Friday, April 23, 2010

Installations Practice Energy Conservation

By Lisa Daniel
American Forces Press Service

April 22, 2010 - The Defense Department is well on its way to reducing its energy consumption on military bases by 34 percent by 2020, a department official said.

Joe Sikes, the department's director for installation facilities and energy, said in an April 15 interview with the Pentagon Channel that the department is on track to meet its goal, even though officials expect the demand for power on bases to rise as troops redeploy from Iraq and Afghanistan.

"Energy use will get higher on installations as more troops come home," Sikes said.

The department spends $3.8 billion annually to power more than 500 military installations, amounting to about 28 percent of the department's energy costs, he said.

The military needs to reduce its energy use to become less reliant on what the Defense Science Board called in a 2008 report a "fragile and vulnerable" commercial power grid that places critical defense missions "at unacceptable risk of extended outage." "We're doing a lot of it already, and we think we can get there," Sikes said.

Pew Charitable Trusts, a Washington-based research group, recognized some of the installation achievements April 20 when it released a report that found the department a leader in the environmental movement. Among other things, Naval Air Weapons Station China Lake, Calif. -- the service's largest land holding – is being powered solely by geothermal sources and has produced enough energy to provide for the surrounding community, and the Air Force Academy also is taking alternative measures to be off the public electric grid by 2012.

But alternatives energies are not enough, Sikes said, noting that installations also have to use less energy. Officials hope to reduce energy consumption on bases by 3 percent each year, and Sikes admitted it won't be easy.

"The cultural change [toward conservation] is as big a thing here as anything," he said. "Everybody has to be on board for us to go in this direction."

The department meters about 63 percent of 300,000-plus buildings now, but plans to do all by 2012, Sikes said. And, as part of its comprehensive energy plan, officials plan to create a data management system to track how much energy is being used where and watch for trends, he said.

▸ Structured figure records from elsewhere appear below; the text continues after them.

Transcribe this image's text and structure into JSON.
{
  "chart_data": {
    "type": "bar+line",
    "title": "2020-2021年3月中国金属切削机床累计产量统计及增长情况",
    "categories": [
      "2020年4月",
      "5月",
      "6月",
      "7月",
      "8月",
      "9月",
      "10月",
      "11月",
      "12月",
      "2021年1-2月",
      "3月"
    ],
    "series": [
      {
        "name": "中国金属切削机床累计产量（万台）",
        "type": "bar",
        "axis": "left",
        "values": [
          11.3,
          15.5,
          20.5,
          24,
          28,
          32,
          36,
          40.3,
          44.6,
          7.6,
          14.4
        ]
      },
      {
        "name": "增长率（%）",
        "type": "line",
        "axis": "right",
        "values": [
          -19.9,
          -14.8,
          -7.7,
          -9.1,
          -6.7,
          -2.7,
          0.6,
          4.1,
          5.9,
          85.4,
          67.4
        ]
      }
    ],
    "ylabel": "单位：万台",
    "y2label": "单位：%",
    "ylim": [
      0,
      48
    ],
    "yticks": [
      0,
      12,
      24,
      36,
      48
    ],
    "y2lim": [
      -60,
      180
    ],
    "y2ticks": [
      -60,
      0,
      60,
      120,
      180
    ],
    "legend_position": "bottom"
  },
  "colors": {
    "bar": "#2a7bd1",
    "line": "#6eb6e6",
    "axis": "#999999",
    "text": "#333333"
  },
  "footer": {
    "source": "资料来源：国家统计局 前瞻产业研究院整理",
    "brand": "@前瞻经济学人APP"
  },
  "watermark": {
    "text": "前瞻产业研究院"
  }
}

"All we can do now is figure out how much we are paying," Sikes said. "We don't know who the bad users are on base. Right now, there's no way to know if one ship is doing better than another on energy efficiency. You can't control what you can't know. People will perform better when they know what they're looking at."

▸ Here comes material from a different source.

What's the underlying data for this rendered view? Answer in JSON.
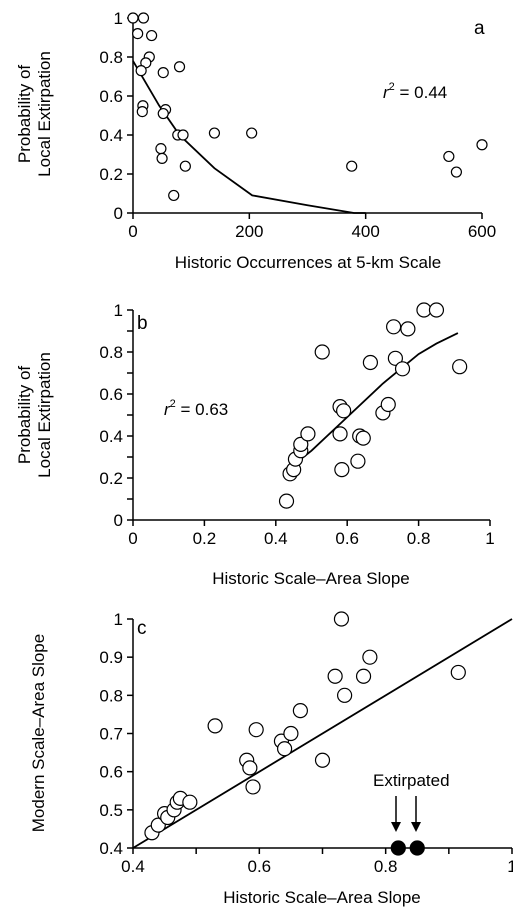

The department also is following conservation policies in construction that make new buildings 30 percent more efficient than older ones, Sikes said. Defense Department buildings must be deemed "lead silver," which is the second-highest category for sustainable buildings, he said. And by 2015, all new buildings must generate the same amount of energy they use, he said.

To get there, the department's buildings are likely to include changes such as plants on rooftops and heat pumps underground. "That's where we're headed in the future," Sikes said.